Final response: list changed files, execution commands, output cells inspected, and a short summary of findings.

Confucius: direct percent-cell prompt

You are Worker D in a controlled apples-to-apples format experiment. You are not alone in the codebase; do not revert or modify files outside your assigned write scope.

Workspace: /home/jessica-nash/analytics-accelerator/week-2-preparation
Assigned write scope only: agent-format-experiment/direct-py-cell-agent/
Starter artifact: agent-format-experiment/direct-py-cell-agent/analysis-cells.py

Task: Simulate the same human-in-the-loop analysis session using a VS Code/Jupyter percent-cell Python file. You must work directly on the existing .py file. Make incremental source edits and execute the script/cells to inspect outputs.

Use this dataset reference first: seattle-public-library/README.md. For analysis, use only seattle-public-library/combined_checkout_totals_by_month_usageclass.csv. Do not modify raw data.

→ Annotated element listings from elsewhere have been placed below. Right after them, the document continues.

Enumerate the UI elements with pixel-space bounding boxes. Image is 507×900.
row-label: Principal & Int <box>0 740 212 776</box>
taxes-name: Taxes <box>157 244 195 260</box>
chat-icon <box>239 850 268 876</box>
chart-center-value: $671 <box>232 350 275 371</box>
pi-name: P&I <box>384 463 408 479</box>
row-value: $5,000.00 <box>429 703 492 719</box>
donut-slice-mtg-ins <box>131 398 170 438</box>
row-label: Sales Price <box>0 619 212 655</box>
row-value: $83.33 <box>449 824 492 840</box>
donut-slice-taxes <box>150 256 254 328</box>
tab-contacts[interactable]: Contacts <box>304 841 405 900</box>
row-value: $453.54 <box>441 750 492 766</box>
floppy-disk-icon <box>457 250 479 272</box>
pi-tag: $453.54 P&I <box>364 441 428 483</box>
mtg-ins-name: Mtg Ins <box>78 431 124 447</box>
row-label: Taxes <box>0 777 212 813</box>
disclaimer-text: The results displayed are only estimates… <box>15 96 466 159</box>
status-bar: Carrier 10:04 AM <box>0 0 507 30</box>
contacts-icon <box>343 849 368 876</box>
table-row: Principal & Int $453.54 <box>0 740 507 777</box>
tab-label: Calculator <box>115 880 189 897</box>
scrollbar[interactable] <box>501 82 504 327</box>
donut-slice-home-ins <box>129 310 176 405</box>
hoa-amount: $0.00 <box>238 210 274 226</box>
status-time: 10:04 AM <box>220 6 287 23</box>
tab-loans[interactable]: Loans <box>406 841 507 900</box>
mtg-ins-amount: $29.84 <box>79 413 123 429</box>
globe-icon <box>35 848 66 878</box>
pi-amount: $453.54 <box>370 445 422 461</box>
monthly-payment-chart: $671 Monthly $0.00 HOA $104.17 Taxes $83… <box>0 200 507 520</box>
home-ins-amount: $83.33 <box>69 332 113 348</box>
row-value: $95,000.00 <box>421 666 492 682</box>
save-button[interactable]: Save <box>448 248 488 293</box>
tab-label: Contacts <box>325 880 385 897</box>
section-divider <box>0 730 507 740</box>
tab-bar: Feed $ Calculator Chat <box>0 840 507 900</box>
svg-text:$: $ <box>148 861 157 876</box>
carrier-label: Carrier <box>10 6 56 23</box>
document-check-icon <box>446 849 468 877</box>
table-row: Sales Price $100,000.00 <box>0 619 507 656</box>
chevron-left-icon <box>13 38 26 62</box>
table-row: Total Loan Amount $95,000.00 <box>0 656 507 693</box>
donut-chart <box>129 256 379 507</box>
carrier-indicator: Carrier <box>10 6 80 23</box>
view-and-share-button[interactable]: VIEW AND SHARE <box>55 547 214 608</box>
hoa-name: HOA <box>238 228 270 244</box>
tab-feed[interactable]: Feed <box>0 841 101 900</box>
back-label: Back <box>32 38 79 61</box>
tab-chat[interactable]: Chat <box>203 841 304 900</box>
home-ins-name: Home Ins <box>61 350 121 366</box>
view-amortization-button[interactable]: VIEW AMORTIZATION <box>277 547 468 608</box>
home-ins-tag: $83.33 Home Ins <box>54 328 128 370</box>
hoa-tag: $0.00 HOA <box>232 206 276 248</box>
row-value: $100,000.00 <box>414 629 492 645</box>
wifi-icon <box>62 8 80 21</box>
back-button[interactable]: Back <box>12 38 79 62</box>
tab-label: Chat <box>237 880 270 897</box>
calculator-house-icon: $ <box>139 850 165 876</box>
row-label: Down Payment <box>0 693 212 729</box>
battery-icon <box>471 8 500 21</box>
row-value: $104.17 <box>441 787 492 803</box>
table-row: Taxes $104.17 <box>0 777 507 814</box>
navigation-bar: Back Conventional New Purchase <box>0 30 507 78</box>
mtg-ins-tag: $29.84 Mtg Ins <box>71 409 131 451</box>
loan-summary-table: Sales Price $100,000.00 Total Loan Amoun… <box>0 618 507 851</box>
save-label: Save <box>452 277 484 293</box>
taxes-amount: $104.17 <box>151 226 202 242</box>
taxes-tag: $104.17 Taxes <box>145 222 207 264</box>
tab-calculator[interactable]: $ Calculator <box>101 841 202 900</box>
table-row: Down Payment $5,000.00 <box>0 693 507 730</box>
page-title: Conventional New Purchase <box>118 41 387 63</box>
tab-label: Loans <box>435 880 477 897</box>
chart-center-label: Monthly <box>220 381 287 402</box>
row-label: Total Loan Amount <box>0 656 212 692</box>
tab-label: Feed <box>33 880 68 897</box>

Analysis question: How have Seattle Public Library physical vs digital checkout totals changed across complete years, and which recent complete year shows the largest digital share?

Required workflow:
1. Inspect the starter percent-cell file structure directly.
2. Edit analysis-cells.py directly. Make incremental edits: add or modify a few cells at a time.
3. Execute the file with .venv/bin/python after meaningful edits.
4. Inspect targeted terminal output and generated CSV/chart outputs. Use those outputs to decide the interpretation.
5. Add or update a final markdown/comment interpretation cell in analysis-cells.py based on inspected outputs.
6. Save at least one chart and one CSV table under agent-format-experiment/direct-py-cell-agent/reports/assets/ from the script code.
7. Create agent-format-experiment/direct-py-cell-agent/run-log.md with commands run, outputs inspected, and brief issues.

Constraints:
- Do not create a separate generator/builder script.
- Do not use terminal Python to compute analysis results outside the accepted .py analysis file. Terminal commands may inspect files and execute the .py file only.
- Code should be explicit, readable pandas for a student with one semester of Python.
- Identify row meaning before plotting/interpreting.
- Use complete years only, requiring 12 months for both physical and digital.
- Keep the percent-cell file concise: 5-9 cells.

Final response: list changed files, execution commands, outputs inspected, and a short summary of findings.